KRYP's transmitter is located atop Portland's West Hills.

==History==
===KAST-FM ===
KRYP is a "move-in" station. It signed on the air on May 10, 1981, as KAST-FM, broadcasting on 92.9 MHz in Astoria, Oregon, about 90 miles (145 km) northwest of Portland. It was the FM sister station of KAST 1370 AM, one of Oregon's oldest radio stations. KAST-FM ran 25,000 watts, with too little power and too far away to be heard by the larger Portland audience.

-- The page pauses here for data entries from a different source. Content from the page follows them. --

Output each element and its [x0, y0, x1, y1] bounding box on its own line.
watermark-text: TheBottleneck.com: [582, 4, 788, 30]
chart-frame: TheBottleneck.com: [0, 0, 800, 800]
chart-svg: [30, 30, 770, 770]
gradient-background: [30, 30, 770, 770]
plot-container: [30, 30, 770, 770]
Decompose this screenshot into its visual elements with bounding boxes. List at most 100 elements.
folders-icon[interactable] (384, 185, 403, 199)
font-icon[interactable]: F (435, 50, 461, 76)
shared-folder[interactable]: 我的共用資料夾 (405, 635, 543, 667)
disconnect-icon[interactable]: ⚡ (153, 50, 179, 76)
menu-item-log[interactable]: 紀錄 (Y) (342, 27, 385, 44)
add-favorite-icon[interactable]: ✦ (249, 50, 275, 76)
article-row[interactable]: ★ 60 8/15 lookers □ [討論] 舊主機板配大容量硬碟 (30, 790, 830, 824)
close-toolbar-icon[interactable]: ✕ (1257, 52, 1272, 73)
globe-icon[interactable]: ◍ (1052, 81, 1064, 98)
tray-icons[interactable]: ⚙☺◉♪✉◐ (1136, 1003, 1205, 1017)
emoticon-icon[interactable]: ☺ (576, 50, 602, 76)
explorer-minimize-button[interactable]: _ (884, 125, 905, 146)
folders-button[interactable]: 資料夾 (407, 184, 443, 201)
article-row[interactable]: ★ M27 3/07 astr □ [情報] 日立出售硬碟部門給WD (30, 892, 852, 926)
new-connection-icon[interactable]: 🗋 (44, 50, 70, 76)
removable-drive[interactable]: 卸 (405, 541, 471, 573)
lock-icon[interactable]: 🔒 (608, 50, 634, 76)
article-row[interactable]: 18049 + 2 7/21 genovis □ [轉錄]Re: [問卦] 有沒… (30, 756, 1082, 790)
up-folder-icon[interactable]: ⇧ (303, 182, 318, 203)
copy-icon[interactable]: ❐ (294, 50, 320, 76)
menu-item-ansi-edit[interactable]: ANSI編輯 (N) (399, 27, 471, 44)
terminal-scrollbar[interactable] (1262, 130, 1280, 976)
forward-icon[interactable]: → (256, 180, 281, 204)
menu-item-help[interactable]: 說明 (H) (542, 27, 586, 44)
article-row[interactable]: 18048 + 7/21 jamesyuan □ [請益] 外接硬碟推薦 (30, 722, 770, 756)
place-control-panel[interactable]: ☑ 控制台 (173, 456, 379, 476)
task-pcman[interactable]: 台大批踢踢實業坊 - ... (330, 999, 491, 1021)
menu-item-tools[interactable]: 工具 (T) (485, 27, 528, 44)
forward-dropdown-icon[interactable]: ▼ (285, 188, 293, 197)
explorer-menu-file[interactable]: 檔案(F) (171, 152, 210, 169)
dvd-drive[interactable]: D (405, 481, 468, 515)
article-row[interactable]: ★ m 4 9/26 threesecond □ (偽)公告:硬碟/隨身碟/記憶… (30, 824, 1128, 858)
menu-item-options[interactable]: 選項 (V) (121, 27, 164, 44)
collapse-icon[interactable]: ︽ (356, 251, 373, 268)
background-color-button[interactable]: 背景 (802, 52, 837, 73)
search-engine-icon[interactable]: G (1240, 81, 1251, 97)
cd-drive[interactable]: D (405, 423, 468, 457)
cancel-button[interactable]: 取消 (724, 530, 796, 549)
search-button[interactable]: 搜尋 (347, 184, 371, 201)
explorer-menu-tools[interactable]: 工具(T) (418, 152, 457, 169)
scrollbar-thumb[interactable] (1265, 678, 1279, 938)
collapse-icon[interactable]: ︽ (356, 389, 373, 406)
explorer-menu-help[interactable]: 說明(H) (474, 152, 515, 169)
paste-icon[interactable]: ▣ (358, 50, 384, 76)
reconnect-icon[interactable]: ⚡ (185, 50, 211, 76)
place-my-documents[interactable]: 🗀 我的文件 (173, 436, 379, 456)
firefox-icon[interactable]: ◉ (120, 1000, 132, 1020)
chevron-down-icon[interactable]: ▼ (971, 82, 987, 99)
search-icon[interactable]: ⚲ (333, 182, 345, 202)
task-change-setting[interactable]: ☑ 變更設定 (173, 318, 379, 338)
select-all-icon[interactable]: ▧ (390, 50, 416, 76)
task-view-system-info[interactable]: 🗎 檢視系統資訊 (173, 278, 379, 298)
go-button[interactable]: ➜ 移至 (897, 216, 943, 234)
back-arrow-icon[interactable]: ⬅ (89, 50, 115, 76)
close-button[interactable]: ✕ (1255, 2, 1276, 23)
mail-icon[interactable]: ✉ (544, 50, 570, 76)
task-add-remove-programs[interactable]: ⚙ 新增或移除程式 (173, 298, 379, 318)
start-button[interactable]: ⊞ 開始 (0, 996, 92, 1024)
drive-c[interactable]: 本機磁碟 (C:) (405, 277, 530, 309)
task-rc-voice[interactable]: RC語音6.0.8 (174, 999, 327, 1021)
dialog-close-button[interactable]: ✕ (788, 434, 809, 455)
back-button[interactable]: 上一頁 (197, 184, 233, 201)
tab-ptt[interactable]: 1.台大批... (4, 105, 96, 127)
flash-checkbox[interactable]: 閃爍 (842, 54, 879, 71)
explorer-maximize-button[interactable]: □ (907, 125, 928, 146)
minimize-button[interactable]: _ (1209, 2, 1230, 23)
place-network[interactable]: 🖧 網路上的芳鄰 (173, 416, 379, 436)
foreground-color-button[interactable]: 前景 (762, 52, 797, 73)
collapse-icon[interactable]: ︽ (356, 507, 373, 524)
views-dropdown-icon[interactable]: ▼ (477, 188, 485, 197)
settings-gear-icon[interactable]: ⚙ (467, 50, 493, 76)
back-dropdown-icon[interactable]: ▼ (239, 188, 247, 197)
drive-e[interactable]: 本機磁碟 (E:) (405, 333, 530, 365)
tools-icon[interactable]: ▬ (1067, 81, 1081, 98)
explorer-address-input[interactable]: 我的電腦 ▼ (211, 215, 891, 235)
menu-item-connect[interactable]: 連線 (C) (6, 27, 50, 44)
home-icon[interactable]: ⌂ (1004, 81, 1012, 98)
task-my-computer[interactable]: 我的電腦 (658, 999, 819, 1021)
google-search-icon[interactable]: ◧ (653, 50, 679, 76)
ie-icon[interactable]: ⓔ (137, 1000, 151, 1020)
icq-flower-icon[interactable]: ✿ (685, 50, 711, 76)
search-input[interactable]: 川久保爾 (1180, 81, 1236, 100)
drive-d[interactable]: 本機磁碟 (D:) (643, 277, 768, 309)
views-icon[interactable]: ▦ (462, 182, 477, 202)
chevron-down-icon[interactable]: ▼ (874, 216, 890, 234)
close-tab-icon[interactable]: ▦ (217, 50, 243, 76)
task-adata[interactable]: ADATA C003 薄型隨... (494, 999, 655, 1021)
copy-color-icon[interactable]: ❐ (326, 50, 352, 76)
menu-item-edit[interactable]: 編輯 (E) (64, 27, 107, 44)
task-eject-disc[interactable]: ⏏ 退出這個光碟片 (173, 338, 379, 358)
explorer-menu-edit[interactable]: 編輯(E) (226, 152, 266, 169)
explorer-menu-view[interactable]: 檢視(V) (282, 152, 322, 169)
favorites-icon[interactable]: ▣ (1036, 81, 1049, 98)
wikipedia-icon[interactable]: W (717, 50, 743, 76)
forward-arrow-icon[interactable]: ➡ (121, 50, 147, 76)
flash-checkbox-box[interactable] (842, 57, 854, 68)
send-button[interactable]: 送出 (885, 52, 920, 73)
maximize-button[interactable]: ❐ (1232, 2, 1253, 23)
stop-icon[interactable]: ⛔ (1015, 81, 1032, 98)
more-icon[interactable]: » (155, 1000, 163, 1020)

In the early 2000s, the decision was made to ask the FCC to allow the station to move. If it could relocate to the Portland metropolitan area, that would be a lucrative change.

===KTRO===
KTRO came into existence through a complicated deal that involved five owners of radio stations in Oregon and featured both signal downgrades and frequency migrations. It started in 2005 when Salem Communications bought the FM signal from New Northwest Broadcasters, which had operated it as KAST-FM on 92.9 in Astoria. To make room on the Portland dial, KPDQ-FM, also owned by Salem, moved from 93.7 to 93.9 and downgraded its broadcast station class from C to C1. McKenzie River Broadcasting's KKNU, licensed to Springfield, moved from 93.1 to 93.3. Bay Cities Building's KDCQ, licensed to Coos Bay, moved from 93.5 to 92.9. Meanwhile, Oregon Eagle's KTIL-FM, licensed to Tillamook, moved from 94.1 to 94.3. New Northwest's own 94.3 licensed to Long Beach, Washington, picked up the KAST-FM call sign and format, moving from the original 92.9 to 99.7 FM.

The relocated station began broadcasting in the Portland radio market in early 2006. From that point until April 11, 2007, the station was known as KTRO and it featured a talk radio format. Most of the programming was provided by the Salem Radio Network, a conservative talk service featuring hosts such as Dennis Prager, Hugh Hewitt and Mike Gallagher.

===KRYP===
Salem management saw that the Hispanic community was growing in the Portland area. It decided KTRO's talk format could go on an AM station, leaving 93.1 FM to serve Spanish-speaking listeners with a music format targeted at them. (The Salem Radio Network's conservative talk programming is now heard on co-owned KPAM 860 AM.)

Previous logo

KTRO took on new call letters, KRYP, and a new radio format during the two-week period starting on March 28, 2007. It uses the moniker "El Rey" or The King. Salem Media normally "target[s] audiences interested in Christian and family-themed content and conservative values." But KRYP was an exception. Salem management brought in José Santos of Santos Latin Media to help. He is a former program director of KLVE, one of the top Spanish-language stations in Los Angeles. Santos would lead the station's change to a Regional Mexican format.

The Spring 2008 Arbitron ratings saw KRYP become the Portland radio market leader. It was the first time a Spanish-language radio station achieved that milestone.